We've come across an interesting opinion piece from The Age's Christine Rau which discusses the predicament of finding an energy efficient way of regulating the temperature of your home, particularly in crowded neighbourhoods:
Whilst she makes some excellent points about the building quality issues that are prevalent in new suburban neighbourhoods, we believe that her proposed solution of getting the government to pay for solar panels to place on rooftops to cool these buildings can be improved upon.
The main concern we have with this idea is that because they are inefficient and require massive amounts of heating and cooling, we should address the symptom, not the cause. Even in these crowded neighbourhoods there is room for shading, for sun-sails and window-shades. Next time you drive past one of these neighbourhoods, have a look at the roofing - it is almost always dark or black. Paint the roof a light colour, stick in 30cm of insulation (the recommended level in Europe now) and watch that power bill fall through the floor as both heating and cooling requirements are diminished.
Another concern that we have is with the concept of getting the government to fund this. Why should the government fund the cooling of the building we have chosen to live in? If a taxpayer choses to purchase or rent a well-designed home, why should their tax dollars go towards putting solar panels on the roof of a poorly designed home or commercial building?
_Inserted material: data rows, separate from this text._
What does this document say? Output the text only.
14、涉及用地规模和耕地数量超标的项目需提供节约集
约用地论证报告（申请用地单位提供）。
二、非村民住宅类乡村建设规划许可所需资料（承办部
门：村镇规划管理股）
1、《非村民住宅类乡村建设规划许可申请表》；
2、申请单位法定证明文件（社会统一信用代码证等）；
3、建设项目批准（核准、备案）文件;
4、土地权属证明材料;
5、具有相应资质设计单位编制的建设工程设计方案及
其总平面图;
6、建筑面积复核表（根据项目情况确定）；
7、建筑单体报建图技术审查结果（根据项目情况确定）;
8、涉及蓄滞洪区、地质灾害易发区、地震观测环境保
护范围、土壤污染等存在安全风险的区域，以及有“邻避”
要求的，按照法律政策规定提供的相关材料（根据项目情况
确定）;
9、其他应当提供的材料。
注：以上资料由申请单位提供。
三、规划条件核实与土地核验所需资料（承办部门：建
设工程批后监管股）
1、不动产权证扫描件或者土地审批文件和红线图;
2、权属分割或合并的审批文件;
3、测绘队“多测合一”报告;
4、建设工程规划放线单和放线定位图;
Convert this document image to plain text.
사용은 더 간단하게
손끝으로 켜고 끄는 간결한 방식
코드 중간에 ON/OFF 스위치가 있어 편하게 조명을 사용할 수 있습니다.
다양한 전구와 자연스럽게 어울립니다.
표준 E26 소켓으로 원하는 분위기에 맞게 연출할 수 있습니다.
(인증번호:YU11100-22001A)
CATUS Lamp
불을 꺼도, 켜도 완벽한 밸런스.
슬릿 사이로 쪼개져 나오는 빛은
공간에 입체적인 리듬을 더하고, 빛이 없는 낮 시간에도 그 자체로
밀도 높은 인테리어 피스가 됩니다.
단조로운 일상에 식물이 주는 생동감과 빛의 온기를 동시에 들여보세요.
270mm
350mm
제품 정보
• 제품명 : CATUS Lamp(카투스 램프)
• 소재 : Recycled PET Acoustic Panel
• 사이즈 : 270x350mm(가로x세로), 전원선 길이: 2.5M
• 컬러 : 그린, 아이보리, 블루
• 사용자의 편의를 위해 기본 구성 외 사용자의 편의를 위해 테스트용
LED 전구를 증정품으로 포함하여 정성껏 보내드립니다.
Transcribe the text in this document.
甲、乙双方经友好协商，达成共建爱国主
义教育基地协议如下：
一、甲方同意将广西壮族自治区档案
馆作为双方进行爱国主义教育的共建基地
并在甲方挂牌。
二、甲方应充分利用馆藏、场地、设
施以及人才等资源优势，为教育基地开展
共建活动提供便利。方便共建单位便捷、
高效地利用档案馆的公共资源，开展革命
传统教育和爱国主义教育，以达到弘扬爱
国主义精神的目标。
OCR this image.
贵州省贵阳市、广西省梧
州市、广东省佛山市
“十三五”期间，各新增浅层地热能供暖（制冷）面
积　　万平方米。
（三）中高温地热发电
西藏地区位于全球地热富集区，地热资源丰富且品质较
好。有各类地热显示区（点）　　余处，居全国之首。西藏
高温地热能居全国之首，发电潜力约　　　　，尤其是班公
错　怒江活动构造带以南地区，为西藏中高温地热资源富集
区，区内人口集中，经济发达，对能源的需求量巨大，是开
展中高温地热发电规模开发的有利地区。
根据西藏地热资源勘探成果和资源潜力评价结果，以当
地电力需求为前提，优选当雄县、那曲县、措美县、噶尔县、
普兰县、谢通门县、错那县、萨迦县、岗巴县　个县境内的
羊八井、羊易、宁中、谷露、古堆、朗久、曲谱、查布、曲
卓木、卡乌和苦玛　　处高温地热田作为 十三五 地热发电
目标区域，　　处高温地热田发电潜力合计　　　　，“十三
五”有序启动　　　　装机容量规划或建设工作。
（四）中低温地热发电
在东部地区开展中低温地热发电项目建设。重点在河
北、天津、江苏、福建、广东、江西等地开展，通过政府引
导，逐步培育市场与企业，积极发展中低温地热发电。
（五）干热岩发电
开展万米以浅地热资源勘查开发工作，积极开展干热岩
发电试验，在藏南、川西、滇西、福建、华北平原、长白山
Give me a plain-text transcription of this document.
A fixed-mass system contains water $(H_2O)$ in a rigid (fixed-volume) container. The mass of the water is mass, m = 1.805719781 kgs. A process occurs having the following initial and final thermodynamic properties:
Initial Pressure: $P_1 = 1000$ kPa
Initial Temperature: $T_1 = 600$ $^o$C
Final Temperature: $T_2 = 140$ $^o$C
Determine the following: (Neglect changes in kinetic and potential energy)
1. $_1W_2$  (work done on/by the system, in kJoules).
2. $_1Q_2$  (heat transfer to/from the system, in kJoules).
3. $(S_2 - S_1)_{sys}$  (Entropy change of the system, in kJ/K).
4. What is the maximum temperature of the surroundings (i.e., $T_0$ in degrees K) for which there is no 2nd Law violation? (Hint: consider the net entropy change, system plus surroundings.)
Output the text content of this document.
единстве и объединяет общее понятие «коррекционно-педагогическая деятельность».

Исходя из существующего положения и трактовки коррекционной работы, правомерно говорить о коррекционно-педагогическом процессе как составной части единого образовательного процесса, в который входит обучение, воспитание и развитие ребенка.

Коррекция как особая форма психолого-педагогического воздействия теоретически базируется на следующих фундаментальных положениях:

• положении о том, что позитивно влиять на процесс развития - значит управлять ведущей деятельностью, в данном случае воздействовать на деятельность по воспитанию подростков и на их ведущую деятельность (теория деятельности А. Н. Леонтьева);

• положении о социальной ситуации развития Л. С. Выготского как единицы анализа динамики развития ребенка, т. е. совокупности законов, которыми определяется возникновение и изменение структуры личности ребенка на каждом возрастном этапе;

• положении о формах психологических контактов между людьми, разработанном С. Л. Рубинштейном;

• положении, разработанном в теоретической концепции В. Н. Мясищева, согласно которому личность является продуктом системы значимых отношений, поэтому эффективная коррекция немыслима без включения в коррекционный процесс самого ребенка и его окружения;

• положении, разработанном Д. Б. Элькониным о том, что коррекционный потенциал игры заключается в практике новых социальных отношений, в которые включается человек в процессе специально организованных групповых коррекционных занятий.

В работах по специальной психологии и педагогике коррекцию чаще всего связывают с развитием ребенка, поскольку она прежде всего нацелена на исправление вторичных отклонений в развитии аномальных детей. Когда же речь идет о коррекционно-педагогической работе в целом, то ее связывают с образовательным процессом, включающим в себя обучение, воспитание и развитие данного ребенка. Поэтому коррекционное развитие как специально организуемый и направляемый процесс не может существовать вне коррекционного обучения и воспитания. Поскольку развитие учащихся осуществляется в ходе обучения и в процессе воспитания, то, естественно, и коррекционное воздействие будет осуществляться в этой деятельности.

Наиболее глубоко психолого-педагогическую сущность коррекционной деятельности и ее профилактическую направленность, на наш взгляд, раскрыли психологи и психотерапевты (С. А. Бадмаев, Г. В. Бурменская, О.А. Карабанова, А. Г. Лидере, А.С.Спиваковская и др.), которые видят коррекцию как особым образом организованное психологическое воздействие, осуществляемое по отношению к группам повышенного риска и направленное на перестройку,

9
The next issue we have with the argument is that the power industry in NSW is privatised (rightly or wrongly), and hence it is not the responsibility for the NSW government to install generating capacity on people's roof tops.
Finally, if we need GigaWatts of solar power, why place it on roof tops at all? Not many residential roof tops are the perfect orientation for solar power, and there are inefficiencies involved in running many small solar installations. If the government is going to get into this game, it really should be in the form of solar farms that are installed on the ground or on the top of very large buildings and warehouses where the efficiencies of scale can be harnessed.